I can still remember seeing the first movies on VHS when I was a kid – my very first ever was Superman III. It was a kinder, more innocent time, when the only likelihood of a movie spoiler was the kid with the big mouth on the playground, and running away was a fairly effective option.
But everything took longer to filter down in those days. It could be six months or more before a movie made its way out of cinemas, and three or four years before that movie ended up on TV. But if there was a movie with a big twist, somehow it would make its way at least to the second stage of that process without discussion about it taking place in the wider world.
Then The Sixth Sense came along and the world changed. The buzz about the movie was the spoiler, and it kept going and going at the box office, keeping audiences coming back week after week after week, and if you let the secret out, God help you if someone hadn’t already seen it. Even by the time I bought the DVD (one of my first two DVDs, incidentally), there was still a certain stigma to giving away the secret.
As time has passed, release windows have gotten shorter and shorter. The standard is now down to seventeen weeks from opening day to DVD release, but some movies now get released on DVD and even satellite TV the same day they hit cinemas, so desperate are movie companies for the cash.
With that decreasing window, it’s become more and more important for movie studios to make their money back as quick as possible, to guarantee their return on investment. The average movie now takes at least 40% of its money on the opening three days – if it’s not a big box office draw, see it or it’s gone. With Twilight and Shrek coming out, Tetro got one week in most cinemas in the UK, before being reduced to literally two or three screenings in its second week – and that’s a movie from Francis Ford Coppola, for crying out loud.
The other effect of that decrease has been to decrease the spoiler window in the same proportion. The amount of pre-release discussion about both Inception and Toy Story 3 has been phenomenal; debates raging about the validity of reviews collected on sites such as Rotten Tomatoes and Metacritic and people violently exchanging opinions and discussing the merits of key scenes before the movie has even opened to the general public. On Inception, a movie that did its best to hold the marketing campaign back to the last possible moment and kept almost a complete clampdown on on-set leaks, this is particularly harsh; sadly it seems all that did was attract more attention when the cork was released from the bottle.
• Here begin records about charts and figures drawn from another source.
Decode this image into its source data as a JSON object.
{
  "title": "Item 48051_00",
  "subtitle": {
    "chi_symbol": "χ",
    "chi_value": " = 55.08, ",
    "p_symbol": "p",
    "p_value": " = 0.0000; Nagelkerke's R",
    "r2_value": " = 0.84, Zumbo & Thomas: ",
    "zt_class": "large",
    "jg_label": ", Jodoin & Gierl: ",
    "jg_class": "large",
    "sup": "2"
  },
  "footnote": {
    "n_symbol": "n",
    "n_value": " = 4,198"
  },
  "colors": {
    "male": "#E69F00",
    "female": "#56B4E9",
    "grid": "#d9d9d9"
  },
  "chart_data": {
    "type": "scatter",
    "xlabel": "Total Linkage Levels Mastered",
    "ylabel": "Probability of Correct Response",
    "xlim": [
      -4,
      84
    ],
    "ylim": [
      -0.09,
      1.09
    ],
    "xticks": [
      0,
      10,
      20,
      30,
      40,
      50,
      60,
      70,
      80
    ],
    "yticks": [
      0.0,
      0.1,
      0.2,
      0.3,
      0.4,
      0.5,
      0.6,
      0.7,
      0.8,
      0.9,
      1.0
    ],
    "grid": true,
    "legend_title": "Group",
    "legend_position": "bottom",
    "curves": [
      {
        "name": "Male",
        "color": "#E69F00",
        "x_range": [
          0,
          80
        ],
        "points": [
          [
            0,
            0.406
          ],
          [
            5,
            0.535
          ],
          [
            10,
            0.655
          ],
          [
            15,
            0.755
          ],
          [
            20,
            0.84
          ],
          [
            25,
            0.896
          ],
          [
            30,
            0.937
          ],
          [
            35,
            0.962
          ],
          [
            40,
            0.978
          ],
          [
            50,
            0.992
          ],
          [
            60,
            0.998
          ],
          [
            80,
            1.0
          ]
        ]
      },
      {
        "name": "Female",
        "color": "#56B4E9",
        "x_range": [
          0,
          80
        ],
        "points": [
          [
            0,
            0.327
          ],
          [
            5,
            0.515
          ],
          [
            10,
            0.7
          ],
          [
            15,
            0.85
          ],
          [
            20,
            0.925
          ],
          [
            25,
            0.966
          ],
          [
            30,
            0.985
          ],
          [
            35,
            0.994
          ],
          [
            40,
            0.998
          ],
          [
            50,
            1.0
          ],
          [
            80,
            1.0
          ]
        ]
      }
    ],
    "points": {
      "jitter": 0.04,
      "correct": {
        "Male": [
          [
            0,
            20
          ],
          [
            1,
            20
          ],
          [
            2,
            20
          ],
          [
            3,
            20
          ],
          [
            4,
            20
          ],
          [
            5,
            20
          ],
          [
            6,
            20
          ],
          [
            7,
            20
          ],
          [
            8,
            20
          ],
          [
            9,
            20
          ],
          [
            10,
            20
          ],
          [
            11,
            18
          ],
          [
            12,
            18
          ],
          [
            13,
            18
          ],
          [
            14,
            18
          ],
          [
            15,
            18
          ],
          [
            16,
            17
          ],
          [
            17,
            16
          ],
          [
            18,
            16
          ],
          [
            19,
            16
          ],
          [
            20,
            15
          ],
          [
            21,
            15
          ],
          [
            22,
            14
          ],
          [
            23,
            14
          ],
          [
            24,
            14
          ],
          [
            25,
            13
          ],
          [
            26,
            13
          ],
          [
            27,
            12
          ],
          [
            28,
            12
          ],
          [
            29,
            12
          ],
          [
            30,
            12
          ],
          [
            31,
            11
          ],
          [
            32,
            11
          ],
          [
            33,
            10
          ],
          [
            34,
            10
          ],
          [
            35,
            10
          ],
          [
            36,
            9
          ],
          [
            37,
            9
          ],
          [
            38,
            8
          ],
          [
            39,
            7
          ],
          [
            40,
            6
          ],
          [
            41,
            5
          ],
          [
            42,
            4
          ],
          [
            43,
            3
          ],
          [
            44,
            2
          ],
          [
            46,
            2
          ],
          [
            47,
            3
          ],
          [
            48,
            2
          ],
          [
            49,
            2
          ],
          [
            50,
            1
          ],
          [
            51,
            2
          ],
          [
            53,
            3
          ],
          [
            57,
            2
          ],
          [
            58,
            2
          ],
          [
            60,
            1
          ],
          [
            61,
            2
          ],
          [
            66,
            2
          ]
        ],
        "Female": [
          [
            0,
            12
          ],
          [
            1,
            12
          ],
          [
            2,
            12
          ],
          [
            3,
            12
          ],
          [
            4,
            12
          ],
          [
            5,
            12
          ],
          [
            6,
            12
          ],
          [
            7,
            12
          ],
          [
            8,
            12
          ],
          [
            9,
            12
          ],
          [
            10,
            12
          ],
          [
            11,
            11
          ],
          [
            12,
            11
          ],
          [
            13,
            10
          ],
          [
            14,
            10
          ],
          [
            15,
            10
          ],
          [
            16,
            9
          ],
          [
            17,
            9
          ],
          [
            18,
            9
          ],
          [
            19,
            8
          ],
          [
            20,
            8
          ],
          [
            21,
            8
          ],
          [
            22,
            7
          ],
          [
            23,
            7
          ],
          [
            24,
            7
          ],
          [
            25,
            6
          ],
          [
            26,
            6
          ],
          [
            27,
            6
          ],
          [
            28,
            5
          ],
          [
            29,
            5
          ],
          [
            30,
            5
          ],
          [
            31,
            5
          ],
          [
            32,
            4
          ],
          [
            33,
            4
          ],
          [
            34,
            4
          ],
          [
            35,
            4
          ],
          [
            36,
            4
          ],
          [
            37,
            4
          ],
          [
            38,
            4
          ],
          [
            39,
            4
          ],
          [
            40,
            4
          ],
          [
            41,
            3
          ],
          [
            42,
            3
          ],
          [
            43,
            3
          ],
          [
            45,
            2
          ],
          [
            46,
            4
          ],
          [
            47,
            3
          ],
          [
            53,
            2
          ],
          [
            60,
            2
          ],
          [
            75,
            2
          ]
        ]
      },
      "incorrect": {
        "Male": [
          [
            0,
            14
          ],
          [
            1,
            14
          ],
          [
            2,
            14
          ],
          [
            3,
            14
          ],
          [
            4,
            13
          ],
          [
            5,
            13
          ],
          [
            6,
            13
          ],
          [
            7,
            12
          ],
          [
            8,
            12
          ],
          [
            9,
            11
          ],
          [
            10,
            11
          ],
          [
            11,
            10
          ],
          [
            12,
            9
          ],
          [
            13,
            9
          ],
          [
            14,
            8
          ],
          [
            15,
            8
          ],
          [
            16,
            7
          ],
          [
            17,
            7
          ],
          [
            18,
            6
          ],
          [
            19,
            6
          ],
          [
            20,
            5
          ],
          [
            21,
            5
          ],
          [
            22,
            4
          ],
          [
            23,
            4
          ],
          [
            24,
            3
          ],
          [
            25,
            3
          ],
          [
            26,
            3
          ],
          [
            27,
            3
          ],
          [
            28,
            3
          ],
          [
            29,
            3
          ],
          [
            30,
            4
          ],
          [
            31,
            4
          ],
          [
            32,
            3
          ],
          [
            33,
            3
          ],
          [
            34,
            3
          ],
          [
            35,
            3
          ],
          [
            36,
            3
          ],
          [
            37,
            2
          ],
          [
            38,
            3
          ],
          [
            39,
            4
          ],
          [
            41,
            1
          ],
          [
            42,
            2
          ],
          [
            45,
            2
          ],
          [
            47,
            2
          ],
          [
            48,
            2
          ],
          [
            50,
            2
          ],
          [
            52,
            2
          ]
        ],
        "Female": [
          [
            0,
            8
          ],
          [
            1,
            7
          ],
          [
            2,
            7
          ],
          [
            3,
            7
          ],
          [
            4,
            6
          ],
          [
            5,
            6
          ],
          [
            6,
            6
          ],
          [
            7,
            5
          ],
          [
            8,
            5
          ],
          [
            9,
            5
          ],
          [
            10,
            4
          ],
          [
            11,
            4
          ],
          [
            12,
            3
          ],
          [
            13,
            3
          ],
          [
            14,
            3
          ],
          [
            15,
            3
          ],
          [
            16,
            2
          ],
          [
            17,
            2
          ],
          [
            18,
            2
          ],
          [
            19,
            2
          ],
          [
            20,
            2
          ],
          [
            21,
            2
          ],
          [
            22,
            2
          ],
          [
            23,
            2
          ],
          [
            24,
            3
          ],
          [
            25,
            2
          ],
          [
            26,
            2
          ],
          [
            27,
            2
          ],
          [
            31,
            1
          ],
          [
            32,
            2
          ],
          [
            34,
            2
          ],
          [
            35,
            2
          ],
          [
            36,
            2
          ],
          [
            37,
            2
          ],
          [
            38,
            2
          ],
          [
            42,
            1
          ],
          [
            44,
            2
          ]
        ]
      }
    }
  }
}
As these windows continue to narrow, my fear is that soon, unless you’re a movie critic it will be impossible to see a film without a fairly clear understanding of what’s happening, and that movies will come and go from cinemas in a week, and be available in the foyer on DVD or Blu-ray as you leave, or to download wirelessly from your phone on the journey home. All this will do is cause the movie world to collapse in on itself until there are no secrets left anymore.
Sadly, cave dwelling is not for me. I’m now likely to go and see Inception in the next few days (a decision motivated partly by the constant spoiler threat, partly by several reviews saying you need to see it at least twice to truly judge it and partly by hearing that the IMAX conversion isn’t actually that good), but I think my main strategy is going to have to be fingers in ears and going “la-la-la” for just over a week. Not good.